Neuronal nicotinic receptor β2 and β4 subunits confer large differences in agonist binding affinity

We used equilibrium binding analysis to characterize the agonist binding properties of six different rat neuronal nicotinic receptor subunit combinations expressed in Xenopus laevis oocytes. The α4β2 receptor bound [³H]cytisine with a K(dapp) of 0.74 ± 0.14 nM. The rank order of K(iapp) values of additional nicotinic ligands, determined in competition assays, was cytisine < nicotine < acetylcholine < carbachol < curare. These pharmacological properties of α4β2 expressed in oocytes are comparable to published values for the high affinity cytisine binding site in rat brain (α4β2), demonstrating that rat neuronal nicotinic receptors expressed in X. laevis oocytes display appropriate pharmacological properties. Use of [³H]epibatidine allowed detailed characterization of multiple neuronal nicotinic receptor subunit combinations.
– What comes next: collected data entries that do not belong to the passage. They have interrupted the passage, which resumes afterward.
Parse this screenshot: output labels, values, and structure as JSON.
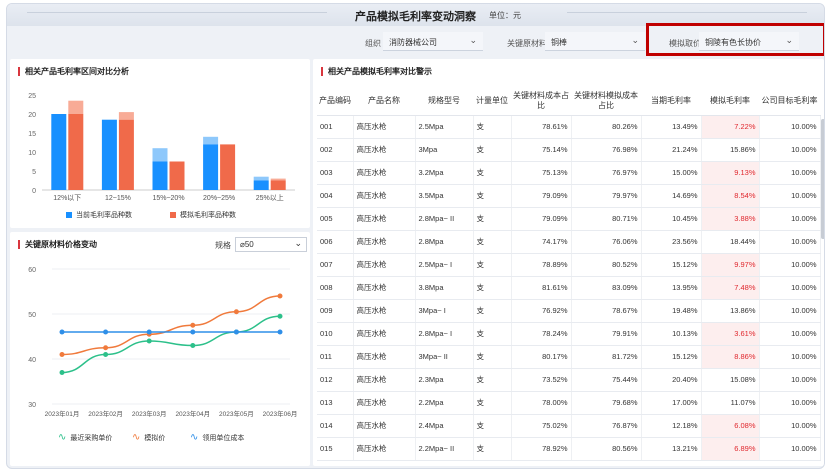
{
  "header": {
    "title": "产品模拟毛利率变动洞察",
    "unit": "单位：元"
  },
  "filters": {
    "org_label": "组织",
    "org_value": "消防器械公司",
    "material_label": "关键原材料",
    "material_value": "铜棒",
    "price_label": "模拟取价",
    "price_value": "铜陵有色长协价"
  },
  "bar_panel": {
    "title": "相关产品毛利率区间对比分析"
  },
  "line_panel": {
    "title": "关键原材料价格变动",
    "spec_label": "规格",
    "spec_value": "⌀50"
  },
  "table_panel": {
    "title": "相关产品模拟毛利率对比警示",
    "columns": [
      "产品编码",
      "产品名称",
      "规格型号",
      "计量单位",
      "关键材料成本占比",
      "关键材料模拟成本占比",
      "当期毛利率",
      "模拟毛利率",
      "公司目标毛利率"
    ],
    "rows": [
      [
        "001",
        "高压水枪",
        "2.5Mpa",
        "支",
        "78.61%",
        "80.26%",
        "13.49%",
        "7.22%",
        "10.00%"
      ],
      [
        "002",
        "高压水枪",
        "3Mpa",
        "支",
        "75.14%",
        "76.98%",
        "21.24%",
        "15.86%",
        "10.00%"
      ],
      [
        "003",
        "高压水枪",
        "3.2Mpa",
        "支",
        "75.13%",
        "76.97%",
        "15.00%",
        "9.13%",
        "10.00%"
      ],
      [
        "004",
        "高压水枪",
        "3.5Mpa",
        "支",
        "79.09%",
        "79.97%",
        "14.69%",
        "8.54%",
        "10.00%"
      ],
      [
        "005",
        "高压水枪",
        "2.8Mpa~ II",
        "支",
        "79.09%",
        "80.71%",
        "10.45%",
        "3.88%",
        "10.00%"
      ],
      [
        "006",
        "高压水枪",
        "2.8Mpa",
        "支",
        "74.17%",
        "76.06%",
        "23.56%",
        "18.44%",
        "10.00%"
      ],
      [
        "007",
        "高压水枪",
        "2.5Mpa~ I",
        "支",
        "78.89%",
        "80.52%",
        "15.12%",
        "9.97%",
        "10.00%"
      ],
      [
        "008",
        "高压水枪",
        "3.8Mpa",
        "支",
        "81.61%",
        "83.09%",
        "13.95%",
        "7.48%",
        "10.00%"
      ],
      [
        "009",
        "高压水枪",
        "3Mpa~ I",
        "支",
        "76.92%",
        "78.67%",
        "19.48%",
        "13.86%",
        "10.00%"
      ],
      [
        "010",
        "高压水枪",
        "2.8Mpa~ I",
        "支",
        "78.24%",
        "79.91%",
        "10.13%",
        "3.61%",
        "10.00%"
      ],
      [
        "011",
        "高压水枪",
        "3Mpa~ II",
        "支",
        "80.17%",
        "81.72%",
        "15.12%",
        "8.86%",
        "10.00%"
      ],
      [
        "012",
        "高压水枪",
        "2.3Mpa",
        "支",
        "73.52%",
        "75.44%",
        "20.40%",
        "15.08%",
        "10.00%"
      ],
      [
        "013",
        "高压水枪",
        "2.2Mpa",
        "支",
        "78.00%",
        "79.68%",
        "17.00%",
        "11.07%",
        "10.00%"
      ],
      [
        "014",
        "高压水枪",
        "2.4Mpa",
        "支",
        "75.02%",
        "76.87%",
        "12.18%",
        "6.08%",
        "10.00%"
      ],
      [
        "015",
        "高压水枪",
        "2.2Mpa~ II",
        "支",
        "78.92%",
        "80.56%",
        "13.21%",
        "6.89%",
        "10.00%"
      ]
    ],
    "alert_rows": [
      0,
      2,
      3,
      4,
      6,
      7,
      9,
      10,
      13,
      14
    ]
  },
  "chart_data": [
    {
      "type": "bar",
      "categories": [
        "12%以下",
        "12~15%",
        "15%~20%",
        "20%~25%",
        "25%以上"
      ],
      "series": [
        {
          "name": "当前毛利率品种数",
          "values": [
            20,
            18.5,
            11,
            14,
            3.5
          ],
          "solid_values": [
            20,
            18.5,
            7.5,
            12,
            2.5
          ],
          "color": "#1890ff"
        },
        {
          "name": "模拟毛利率品种数",
          "values": [
            23.5,
            20.5,
            7.5,
            12,
            3
          ],
          "solid_values": [
            20,
            18.5,
            7.5,
            12,
            2.5
          ],
          "color": "#f06a4a"
        }
      ],
      "yticks": [
        0,
        5,
        10,
        15,
        20,
        25
      ],
      "ylim": [
        0,
        25
      ],
      "legend": "bottom"
    },
    {
      "type": "line",
      "x": [
        "2023年01月",
        "2023年02月",
        "2023年03月",
        "2023年04月",
        "2023年05月",
        "2023年06月"
      ],
      "series": [
        {
          "name": "最近采购单价",
          "values": [
            37,
            41,
            44,
            43,
            46,
            49.5
          ],
          "color": "#2cc08a"
        },
        {
          "name": "模拟价",
          "values": [
            41,
            42.5,
            45.5,
            47.5,
            50.5,
            54
          ],
          "color": "#f07a3c"
        },
        {
          "name": "领用单位成本",
          "values": [
            46,
            46,
            46,
            46,
            46,
            46
          ],
          "color": "#2f8fe8"
        }
      ],
      "yticks": [
        30,
        40,
        50,
        60
      ],
      "ylim": [
        30,
        60
      ],
      "legend": "bottom"
    }
  ]
}
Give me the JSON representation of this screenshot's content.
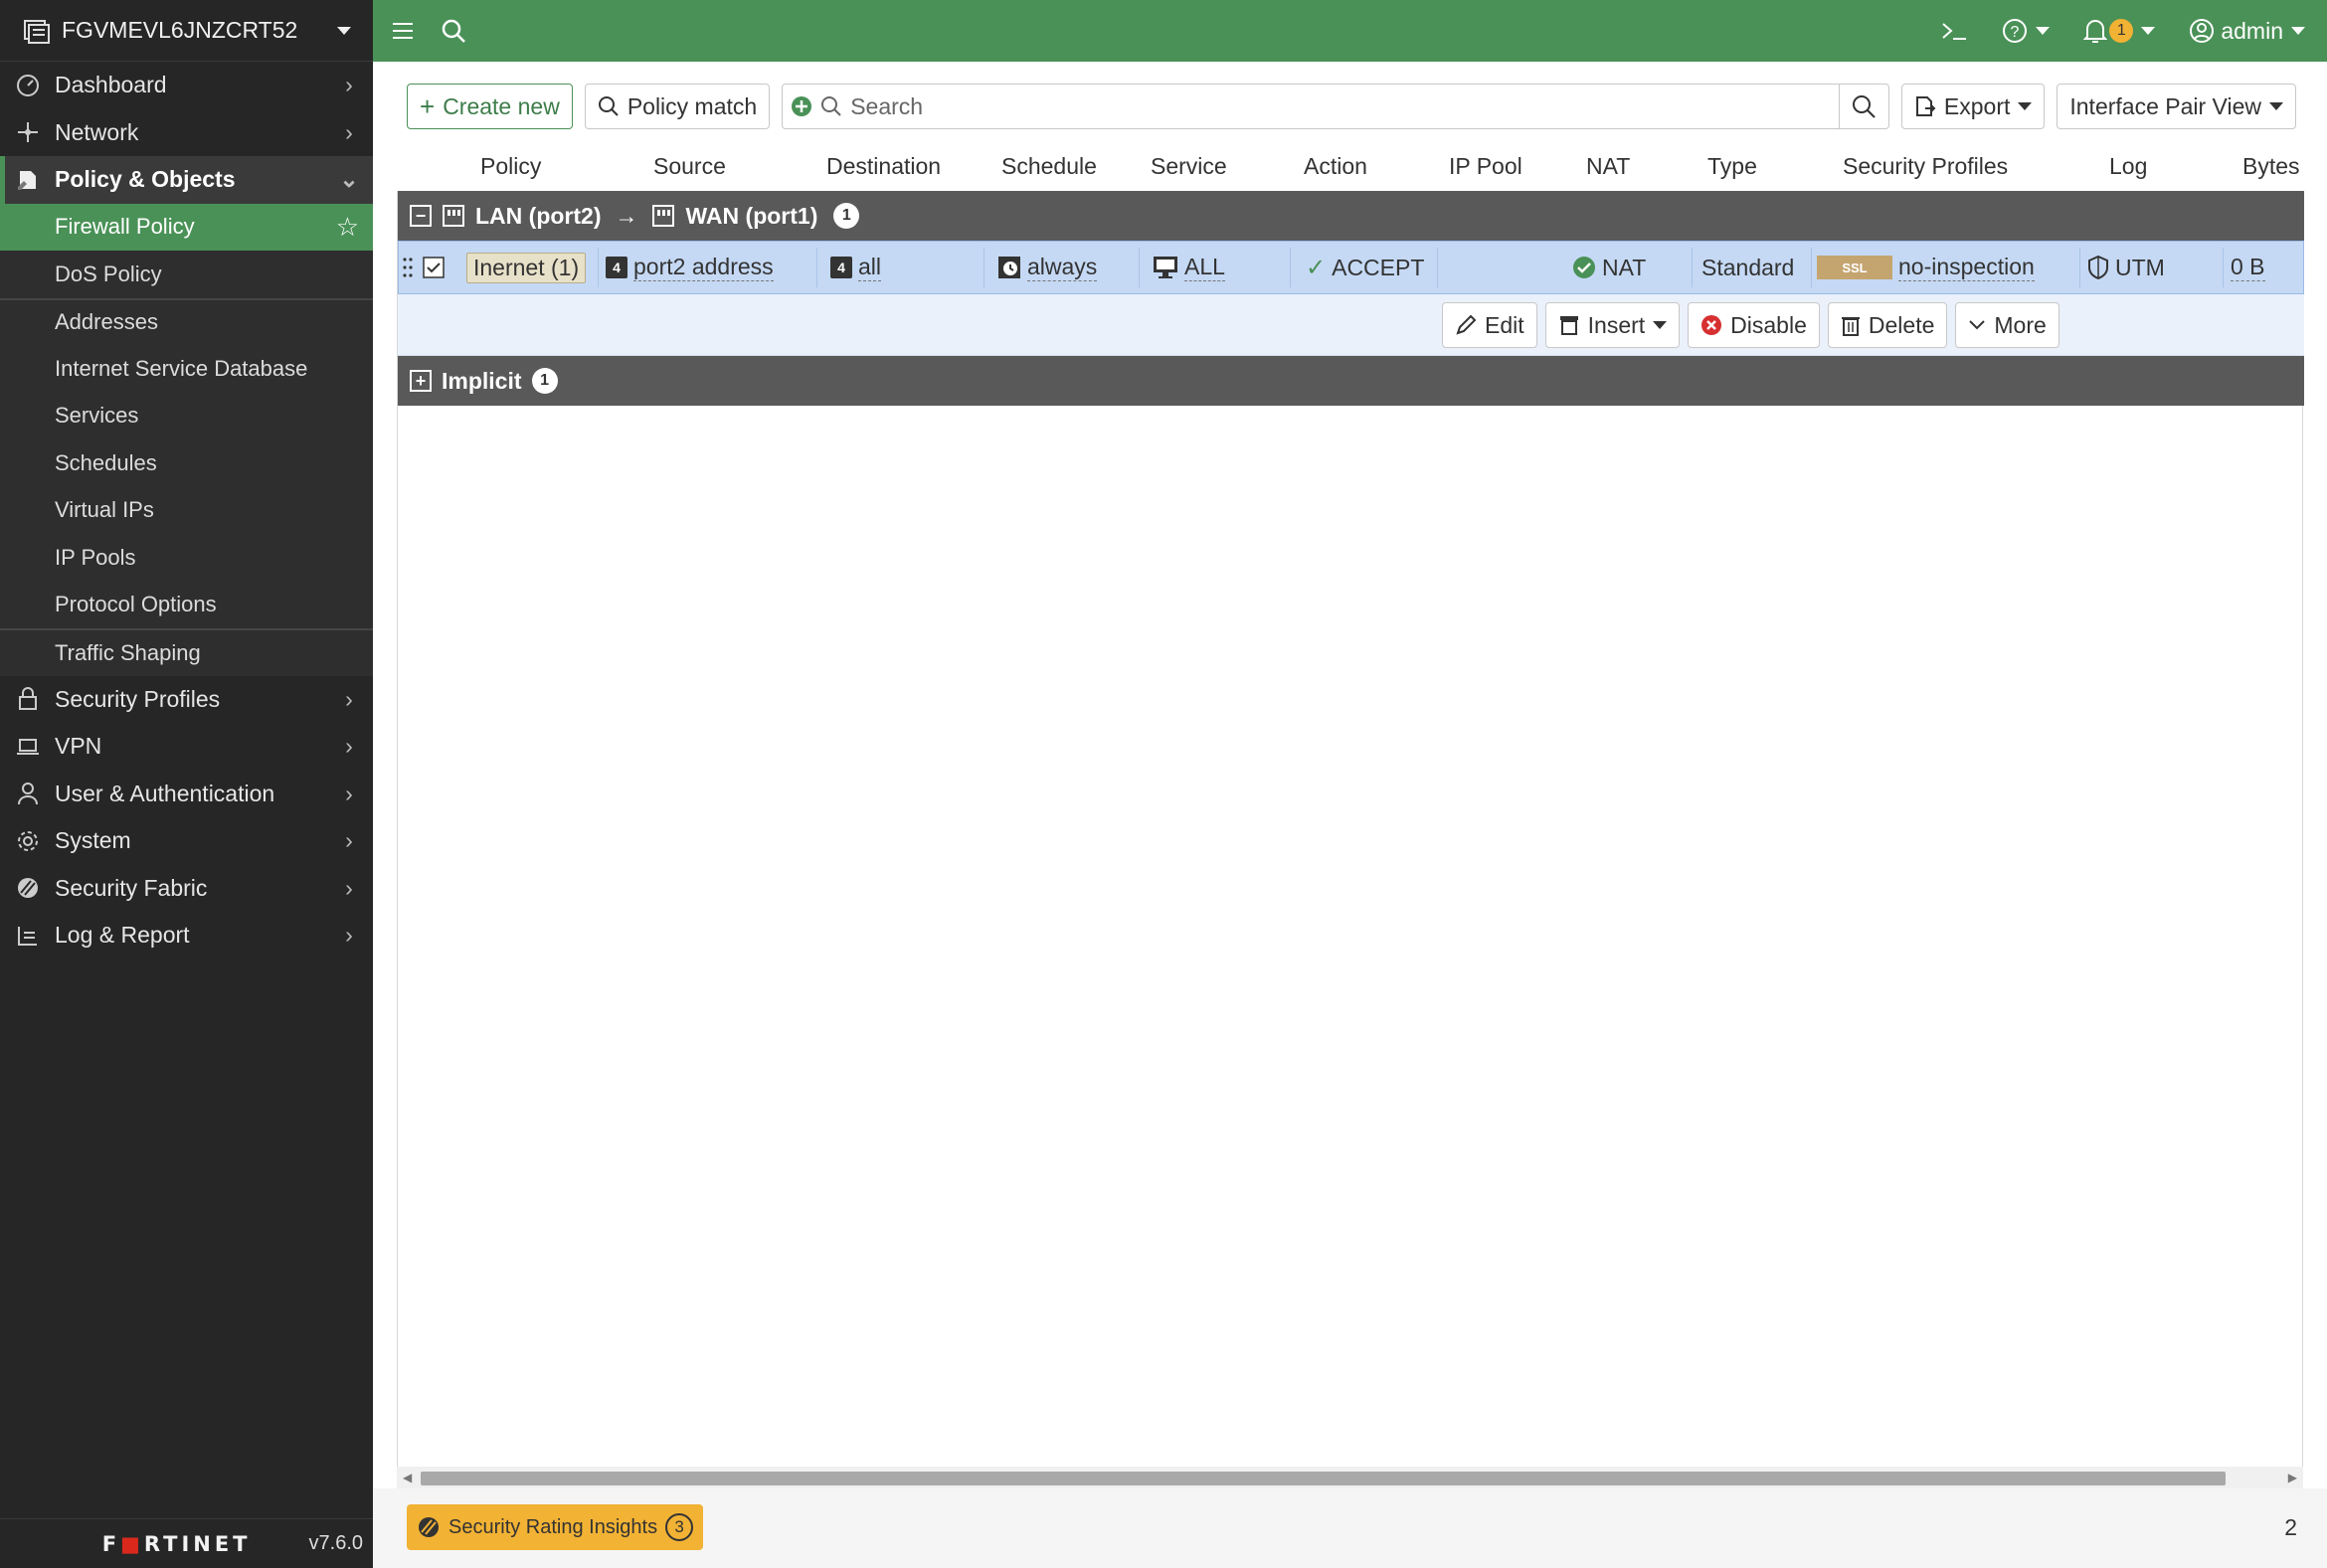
{
  "sidebar": {
    "device_name": "FGVMEVL6JNZCRT52",
    "items": [
      {
        "label": "Dashboard",
        "icon": "dashboard-icon"
      },
      {
        "label": "Network",
        "icon": "network-icon"
      },
      {
        "label": "Policy & Objects",
        "icon": "policy-icon"
      },
      {
        "label": "Security Profiles",
        "icon": "lock-icon"
      },
      {
        "label": "VPN",
        "icon": "laptop-icon"
      },
      {
        "label": "User & Authentication",
        "icon": "user-icon"
      },
      {
        "label": "System",
        "icon": "gear-icon"
      },
      {
        "label": "Security Fabric",
        "icon": "fabric-icon"
      },
      {
        "label": "Log & Report",
        "icon": "log-icon"
      }
    ],
    "policy_sub_items": [
      "Firewall Policy",
      "DoS Policy",
      "Addresses",
      "Internet Service Database",
      "Services",
      "Schedules",
      "Virtual IPs",
      "IP Pools",
      "Protocol Options",
      "Traffic Shaping"
    ],
    "logo_text": "FORTINET",
    "version": "v7.6.0"
  },
  "topbar": {
    "notification_count": "1",
    "user": "admin"
  },
  "toolbar": {
    "create_new": "Create new",
    "policy_match": "Policy match",
    "search_placeholder": "Search",
    "export": "Export",
    "view": "Interface Pair View"
  },
  "table": {
    "columns": [
      "Policy",
      "Source",
      "Destination",
      "Schedule",
      "Service",
      "Action",
      "IP Pool",
      "NAT",
      "Type",
      "Security Profiles",
      "Log",
      "Bytes"
    ],
    "groups": [
      {
        "from": "LAN (port2)",
        "arrow": "→",
        "to": "WAN (port1)",
        "count": "1"
      },
      {
        "label": "Implicit",
        "count": "1"
      }
    ],
    "row": {
      "policy": "Inernet (1)",
      "source": "port2 address",
      "destination": "all",
      "schedule": "always",
      "service": "ALL",
      "action": "ACCEPT",
      "ip_pool": "",
      "nat": "NAT",
      "type": "Standard",
      "ssl_badge": "SSL",
      "security_profile": "no-inspection",
      "log": "UTM",
      "bytes": "0 B"
    },
    "row_actions": {
      "edit": "Edit",
      "insert": "Insert",
      "disable": "Disable",
      "delete": "Delete",
      "more": "More"
    }
  },
  "footer": {
    "insights_label": "Security Rating Insights",
    "insights_count": "3",
    "page_count": "2"
  },
  "colors": {
    "accent": "#4a9157",
    "sidebar_bg": "#262626",
    "selected_row": "#c5d9f4",
    "group_header": "#595959",
    "insights": "#f2b234"
  }
}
K(dapp) values for [³H]epibatidine binding were 10 pM for α2β2, 87 pM for α2β4, 14 pM for α3β2, 300 pM for α3β4, 30 pM for α4β2, and 85 pM for α4β4. Affinities for six additional agonists (acetylcholine, anabasine, cytisine, 1,1-dimethyl-4- phenylpiperazinium, lobeline, and nicotine) were determined in competition assays. The β2-containing receptors had consistently higher affinities for these agonists than did β4-containing receptors. Particularly striking examples are the affinities displayed by α2β2 and α2β4, which differ in 1,1-dimethyl-4-phenylpiperazinium, nicotine, lobeline, and acetylcholine affinity by 120-, 86-, 85-, and 61-fold, respectively. Although smaller differences in affinity could be ascribed to different α subunits, the major factor in determining agonist affinity was the nature of the β subunit.